La deuda no es solo un problema económico. En Argentina, es casi una forma de gobernar. Un método que se repite, gobierno tras gobierno, para cubrir déficits estructurales sin tocar privilegios ni transformar en serio el aparato productivo. Se toma deuda para financiar gasto corriente, para sostener un modelo que cruje, para comprar gobernabilidad. Y la factura —inexorable— llega más tarde, casi siempre cuando el que decide ya se fue.
Porque la deuda tiene eso: ofrece tiempo. Patea el costo hacia adelante. Permite mantener el simulacro de un país que funciona mientras se negocian futuros que no se habitarán. Es el crédito fácil del político: el recurso invisible que paga la campaña de hoy con la resignación de mañana.
En los últimos cuarenta años, Argentina construyó una tradición de deuda que excede largamente a los ciclos electorales. Se emitieron bonos, se firmaron acuerdos con el FMI, se estructuraron préstamos con tasas que ningún país desarrollado aceptaría. A veces, para tapar agujeros fiscales. Otras, para sostener el tipo de cambio y evitar el cimbronazo político de una devaluación. Y casi siempre, para posponer el ajuste real, ese que tarde o temprano se cobra con recesión o inflación.
Así, la deuda terminó funcionando como un modo de gobierno. Una forma de administración sin proyecto de país, donde se gobierna el presente a costa del futuro. Donde se evita discutir cómo redistribuir la riqueza o modernizar la matriz productiva, porque es más fácil endeudarse y seguir.
Y no hablamos solo de deuda externa. También hay deuda interna: con jubilados que cobran haberes mínimos que no alcanzan ni para remedios; con trabajadores informales que sobreviven sin derechos; con pymes asfixiadas por tasas, impuestos y la competencia desleal de oligopolios protegidos.
Y está la deuda social, esa que se menciona en cada discurso pero nunca se paga. Porque los datos son conocidos: la mitad del país vive por debajo de la línea de pobreza, cuatro de cada diez chicos comen gracias a un plan. La retórica de “salir adelante” esconde que, sin cambios estructurales, el progreso colectivo sigue siendo un slogan vacío.
Mientras tanto, el círculo vicioso se perpetúa. Cada gobierno critica la deuda que heredó y genera la suya. Cada nuevo ministro de Economía promete “no volver al FMI” o “honrar compromisos”, mientras busca refinanciar lo imposible. Y así, el país vive atrapado entre la amenaza del default y el disciplinamiento de los mercados.
¿Quién paga esa cuenta? El asalariado, con paritarias que corren detrás de los precios. El comerciante, que no puede prever cuánto costarán sus insumos el mes próximo. El joven que posterga su proyecto de vida. La deuda no es una cifra abstracta: es inflación, es tasa de interés, es dólar paralelo. Es el costo oculto que termina licuando los sueños de millones.

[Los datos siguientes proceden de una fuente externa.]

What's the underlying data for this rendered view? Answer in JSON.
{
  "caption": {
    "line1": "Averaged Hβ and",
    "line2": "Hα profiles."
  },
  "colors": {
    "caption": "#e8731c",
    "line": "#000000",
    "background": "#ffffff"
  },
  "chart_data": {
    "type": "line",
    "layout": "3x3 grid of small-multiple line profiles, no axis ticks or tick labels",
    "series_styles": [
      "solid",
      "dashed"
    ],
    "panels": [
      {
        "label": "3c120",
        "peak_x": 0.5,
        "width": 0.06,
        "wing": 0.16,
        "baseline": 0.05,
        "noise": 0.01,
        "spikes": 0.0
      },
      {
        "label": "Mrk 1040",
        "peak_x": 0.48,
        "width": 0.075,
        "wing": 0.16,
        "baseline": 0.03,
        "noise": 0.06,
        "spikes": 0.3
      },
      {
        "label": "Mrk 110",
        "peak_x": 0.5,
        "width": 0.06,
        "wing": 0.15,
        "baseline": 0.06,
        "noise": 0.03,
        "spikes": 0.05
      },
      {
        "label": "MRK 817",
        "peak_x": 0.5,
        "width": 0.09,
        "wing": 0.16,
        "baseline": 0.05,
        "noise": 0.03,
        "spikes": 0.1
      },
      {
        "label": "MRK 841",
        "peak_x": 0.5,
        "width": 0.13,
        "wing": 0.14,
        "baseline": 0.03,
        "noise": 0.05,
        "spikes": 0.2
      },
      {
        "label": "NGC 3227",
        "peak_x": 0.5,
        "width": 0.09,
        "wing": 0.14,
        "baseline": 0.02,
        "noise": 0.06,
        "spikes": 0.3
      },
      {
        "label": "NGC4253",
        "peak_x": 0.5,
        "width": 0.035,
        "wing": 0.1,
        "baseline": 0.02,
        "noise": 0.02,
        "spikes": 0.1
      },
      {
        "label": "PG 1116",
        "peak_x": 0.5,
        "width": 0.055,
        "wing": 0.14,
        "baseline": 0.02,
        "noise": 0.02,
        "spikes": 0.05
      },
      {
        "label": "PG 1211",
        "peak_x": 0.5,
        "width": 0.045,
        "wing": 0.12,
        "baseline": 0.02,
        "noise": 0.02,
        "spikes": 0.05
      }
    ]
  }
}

Por eso, discutir la deuda no es un asunto técnico reservado a economistas. Es política en su forma más cruda. Es decidir quién gana tiempo, quién paga y quién renuncia.
Mientras no exista una ciudadanía que exija responsabilidad fiscal con justicia distributiva, el endeudamiento seguirá siendo el recurso más cómodo para un sistema que no se anima a reformarse. Y así, seguiremos hipotecando el futuro por migajas en el presente.
Promesas hoy, hipotecas mañana. La historia se repite. Y cada vez que se repite, el margen de dignidad colectiva se reduce un poco más.